Le Corbeau Reviews
Some wicked person begins sending anonymous, poison-pen letters around a small French town. They are inked in a distinctive style and signed "Le Corbeau." The notes' main target is Dr. Rémy Germain, whose vulnerable spots are his dalliances with women and a willingness to give abortions (a daring ingredient for a 1943 film). At least initially, the slanderous accusations greatly damage his stature in the community. The town becomes more and more agitated as the taunts continue to arrive in mailboxes, and the uproar reaches a frenzy after one note causes a suicide.
The tricky script sets up multiple plausible suspects and remains suspenseful, but scene after scene of misplaced suspicions and aghast letter readings threatens to turn repetitive. And the final act is gimmicky to the point of stretching credibility -- suddenly, the reality of this world fades and we're only watching someone's flashy screenplay.
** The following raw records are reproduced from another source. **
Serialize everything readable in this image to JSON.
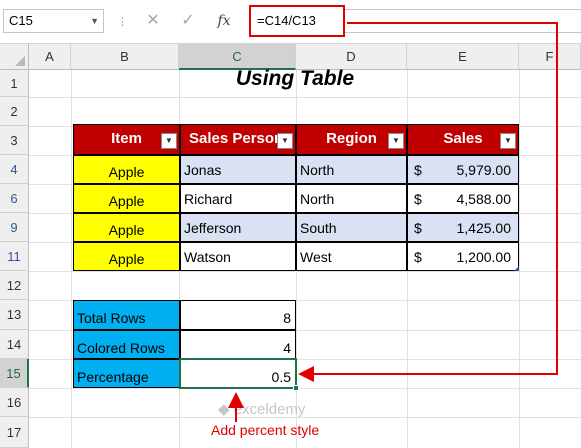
{
  "formula_bar": {
    "name_box": "C15",
    "cancel_icon": "✕",
    "enter_icon": "✓",
    "fx_label": "fx",
    "formula": "=C14/C13"
  },
  "columns": [
    "A",
    "B",
    "C",
    "D",
    "E",
    "F"
  ],
  "selected_column": "C",
  "rows": [
    "1",
    "2",
    "3",
    "4",
    "6",
    "9",
    "11",
    "12",
    "13",
    "14",
    "15",
    "16",
    "17"
  ],
  "selected_row": "15",
  "title": "Using Table",
  "table": {
    "headers": [
      "Item",
      "Sales Person",
      "Region",
      "Sales"
    ],
    "currency_symbol": "$",
    "rows": [
      {
        "item": "Apple",
        "person": "Jonas",
        "region": "North",
        "sales": "5,979.00"
      },
      {
        "item": "Apple",
        "person": "Richard",
        "region": "North",
        "sales": "4,588.00"
      },
      {
        "item": "Apple",
        "person": "Jefferson",
        "region": "South",
        "sales": "1,425.00"
      },
      {
        "item": "Apple",
        "person": "Watson",
        "region": "West",
        "sales": "1,200.00"
      }
    ]
  },
  "summary": [
    {
      "label": "Total Rows",
      "value": "8"
    },
    {
      "label": "Colored Rows",
      "value": "4"
    },
    {
      "label": "Percentage",
      "value": "0.5"
    }
  ],
  "annotation": "Add percent style",
  "watermark": "exceldemy",
  "colors": {
    "header_red": "#c00000",
    "item_yellow": "#ffff00",
    "band_blue": "#d9e1f2",
    "summary_cyan": "#00b0f0",
    "excel_green": "#217346",
    "annotation_red": "#e00000"
  }
}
Clouzot's direction fails to excite beyond one scene lit by a swinging light bulb -- this is workmanlike storytelling. And unfortunately, the idea of "poison-pen letters" seems a bit dated in this age of email and blogs. Fans hoping for the thrills of "Diabolique" and "The Wages of Fear" may be disappointed.
Shot in 1943 when France was under German occupation, this dark mystery thriller was critised from both the political right wing and left. The Catholic Church denounced it's morbid subject matter and The Communists objected to what they percieved as a Nazi propaganda piece portaying the French in a less than flattering light. Because Henri- George Clouzet, the director made the film under a German owned studio he was banned from making films for two years after France's liberation. He eventually got to make another film and Le Corbeau was rereleased, this time to a better reception. Clouzot would go on to have a successful career directing classic thrillers such as Les Diaboliques (1955) and Wages Of Fear (1954), even gaining the nickname as a French Hitchcock.
I find that many French films have a matter of fact detachment from the audience as opposed to British and American films which are often more involving. But there is a romantic undertone and beauty and Le Corbeau, underneath it's morbid subject matter is no exception. What I love about French cinema is it's mixture of tragedy and romance, it's realism and fantasy. Contradictions that gave us Poetic Realism, a precursor to Film Noir which came about several years before the release of Le Corbeau. The unravelling of the mystery is the main focus of the plot but the ineffectual male authorities are shown to be weak. Perhaps this is a critique of the French government before and after the Fall of France. Unlike many other Film Noirs Le Corbeau is shot mainly during the day in stark contast to it's murky plot and this helps add atmosphere and tension as the otherwise normal town is seemingly on the verge of a breakdown.
Overall this is a well acted, gripping thriller with many red herrings. Recommended.